= Larry J. Anderson =

American virologist

Larry J. Anderson (born July 29, 1947) is an American virologist who served in leadership positions at the Centers for Disease Control and Prevention (CDC) for more than three decades. He was director of the Division of Viral Diseases in the National Center for Immunization and Respiratory Diseases at the CDC (2006–2010), and chief of the Respiratory and Enteric Viruses Branch of the CDC Division of Viral and Rickettsial Diseases (1982–2006). From 2003 to 2006, Anderson led the CDC’s Post-Outbreak SARS Program, and he served as a special advisor on smallpox in the Office of the Associate Director for Terrorism, Preparedness, and Response.

He is now professor and Marcus Chair of Infectious Diseases and co-director of the Pediatric Infectious Diseases Division of the Emory University School of Medicine, and a virologist in the Vaccine and Treatment Evaluation Unit of Emory Clinical Trials.

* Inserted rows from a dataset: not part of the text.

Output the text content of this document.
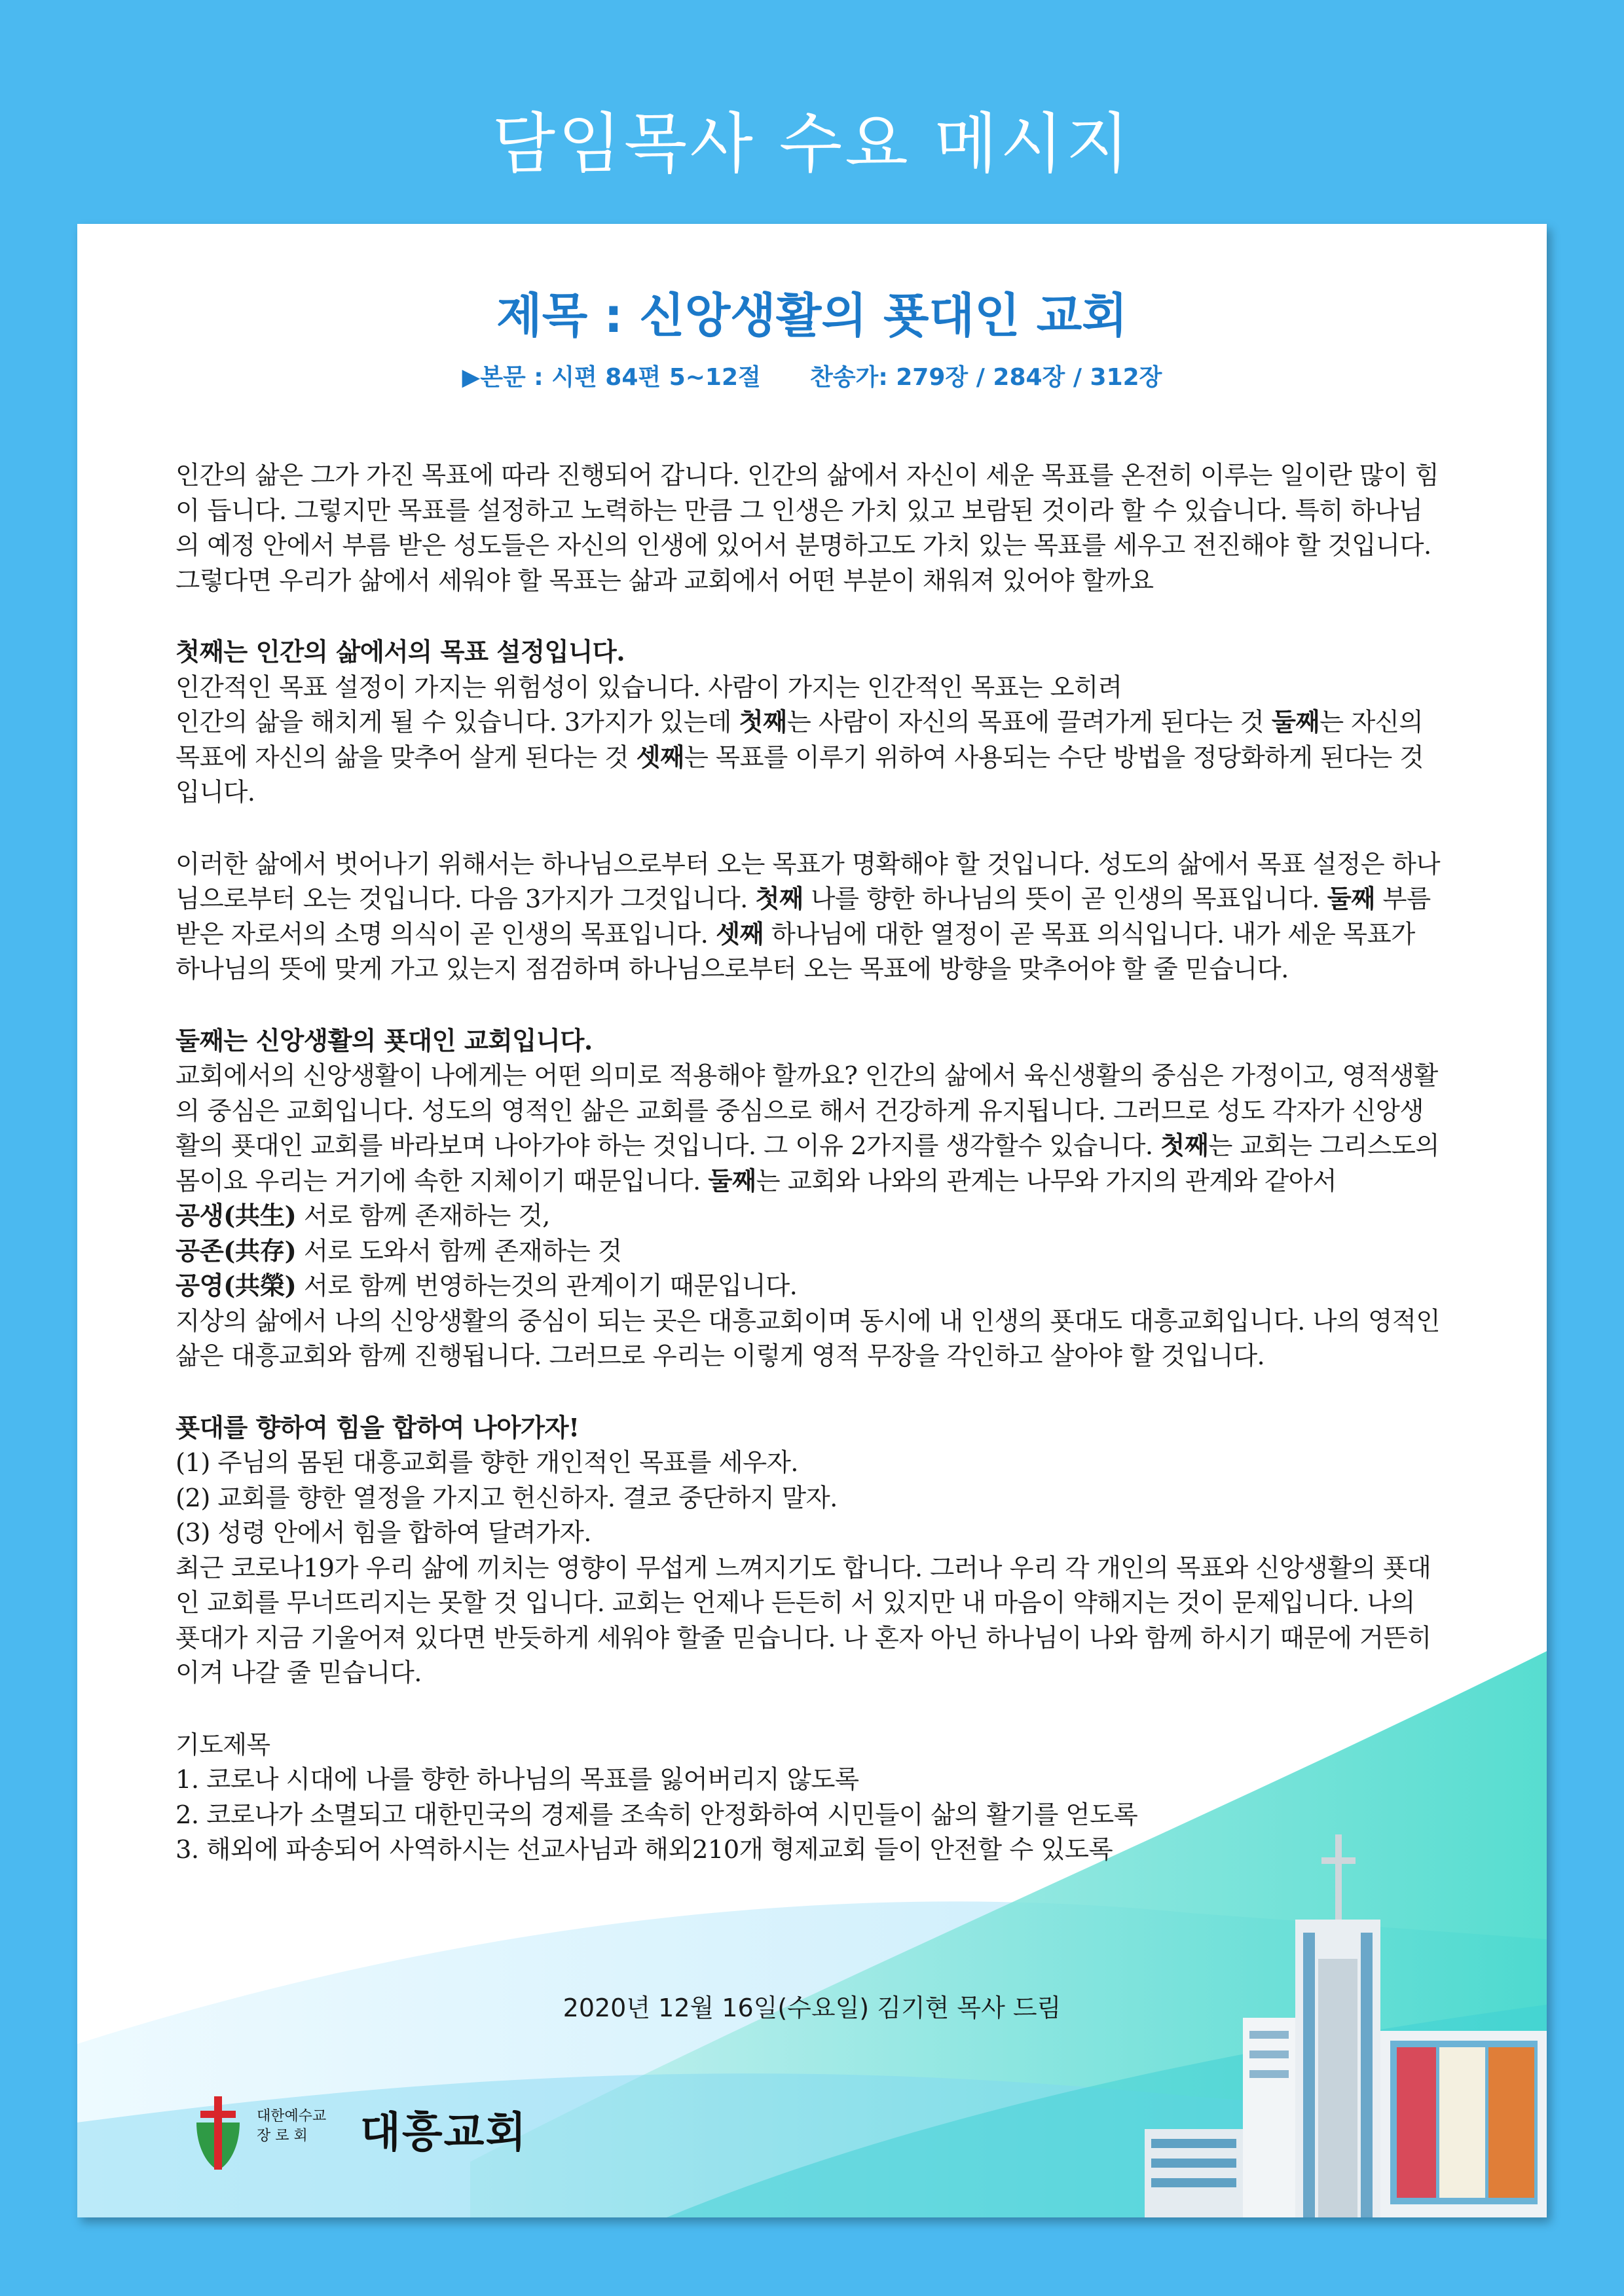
담임목사 수요 메시지
제목 : 신앙생활의 푯대인 교회
▶본문 : 시편 84편 5~12절 찬송가: 279장 / 284장 / 312장

인간의 삶은 그가 가진 목표에 따라 진행되어 갑니다. 인간의 삶에서 자신이 세운 목표를 온전히 이루는 일이란 많이 힘이 듭니다. 그렇지만 목표를 설정하고 노력하는 만큼 그 인생은 가치 있고 보람된 것이라 할 수 있습니다. 특히 하나님의 예정 안에서 부름 받은 성도들은 자신의 인생에 있어서 분명하고도 가치 있는 목표를 세우고 전진해야 할 것입니다. 그렇다면 우리가 삶에서 세워야 할 목표는 삶과 교회에서 어떤 부분이 채워져 있어야 할까요

첫째는 인간의 삶에서의 목표 설정입니다.

인간적인 목표 설정이 가지는 위험성이 있습니다. 사람이 가지는 인간적인 목표는 오히려

인간의 삶을 해치게 될 수 있습니다. 3가지가 있는데 첫째는 사람이 자신의 목표에 끌려가게 된다는 것 둘째는 자신의 목표에 자신의 삶을 맞추어 살게 된다는 것 셋째는 목표를 이루기 위하여 사용되는 수단 방법을 정당화하게 된다는 것입니다.

이러한 삶에서 벗어나기 위해서는 하나님으로부터 오는 목표가 명확해야 할 것입니다. 성도의 삶에서 목표 설정은 하나님으로부터 오는 것입니다. 다음 3가지가 그것입니다. 첫째 나를 향한 하나님의 뜻이 곧 인생의 목표입니다. 둘째 부름 받은 자로서의 소명 의식이 곧 인생의 목표입니다. 셋째 하나님에 대한 열정이 곧 목표 의식입니다. 내가 세운 목표가 하나님의 뜻에 맞게 가고 있는지 점검하며 하나님으로부터 오는 목표에 방향을 맞추어야 할 줄 믿습니다.

둘째는 신앙생활의 푯대인 교회입니다.

교회에서의 신앙생활이 나에게는 어떤 의미로 적용해야 할까요? 인간의 삶에서 육신생활의 중심은 가정이고, 영적생활의 중심은 교회입니다. 성도의 영적인 삶은 교회를 중심으로 해서 건강하게 유지됩니다. 그러므로 성도 각자가 신앙생활의 푯대인 교회를 바라보며 나아가야 하는 것입니다. 그 이유 2가지를 생각할수 있습니다. 첫째는 교회는 그리스도의 몸이요 우리는 거기에 속한 지체이기 때문입니다. 둘째는 교회와 나와의 관계는 나무와 가지의 관계와 같아서

공생(共生) 서로 함께 존재하는 것,

공존(共存) 서로 도와서 함께 존재하는 것

공영(共榮) 서로 함께 번영하는것의 관계이기 때문입니다.

지상의 삶에서 나의 신앙생활의 중심이 되는 곳은 대흥교회이며 동시에 내 인생의 푯대도 대흥교회입니다. 나의 영적인 삶은 대흥교회와 함께 진행됩니다. 그러므로 우리는 이렇게 영적 무장을 각인하고 살아야 할 것입니다.

푯대를 향하여 힘을 합하여 나아가자!

(1) 주님의 몸된 대흥교회를 향한 개인적인 목표를 세우자.

(2) 교회를 향한 열정을 가지고 헌신하자. 결코 중단하지 말자.

(3) 성령 안에서 힘을 합하여 달려가자.

최근 코로나19가 우리 삶에 끼치는 영향이 무섭게 느껴지기도 합니다. 그러나 우리 각 개인의 목표와 신앙생활의 푯대인 교회를 무너뜨리지는 못할 것 입니다. 교회는 언제나 든든히 서 있지만 내 마음이 약해지는 것이 문제입니다. 나의 푯대가 지금 기울어져 있다면 반듯하게 세워야 할줄 믿습니다. 나 혼자 아닌 하나님이 나와 함께 하시기 때문에 거뜬히 이겨 나갈 줄 믿습니다.

기도제목

1. 코로나 시대에 나를 향한 하나님의 목표를 잃어버리지 않도록

2. 코로나가 소멸되고 대한민국의 경제를 조속히 안정화하여 시민들이 삶의 활기를 얻도록

3. 해외에 파송되어 사역하시는 선교사님과 해외210개 형제교회 들이 안전할 수 있도록

2020년 12월 16일(수요일) 김기현 목사 드림
대한예수교
장 로 회	대흥교회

Anderson’s current vaccine-development research is focused on the immunopathogensis of respiratory viral infections, especially Respiratory Syncytial Virus (RSV), an important cause of morbidity and mortality in young children and the elderly globally. His laboratory, which collaborates with the Asthma Research Center at the Vanderbilt University Medical Center, is also studying the asthmatic immune response to RSV to identify novel approaches to treatment.

==Publications==
He is the co-author of more than 250 articles in peer-reviewed publications, the co-editor of five books, and the co-author of nearly 70 review articles and book chapters. His awards include the CDC Lifetime Scientific Achievement Award, the William C. Watson Medal of Excellence, and the Charles C. Shepard Science Award.

==Education==
Anderson graduated from St. Olaf College and Harvard Medical School, and he received post-graduate training at Harbor General Hospital in Torrance, CA, the CDC in Atlanta, Beth Israel Hospital in Boston, and the Weatherall Institute of Molecular Medicine at John Radcliffe Hospital at Oxford University in England.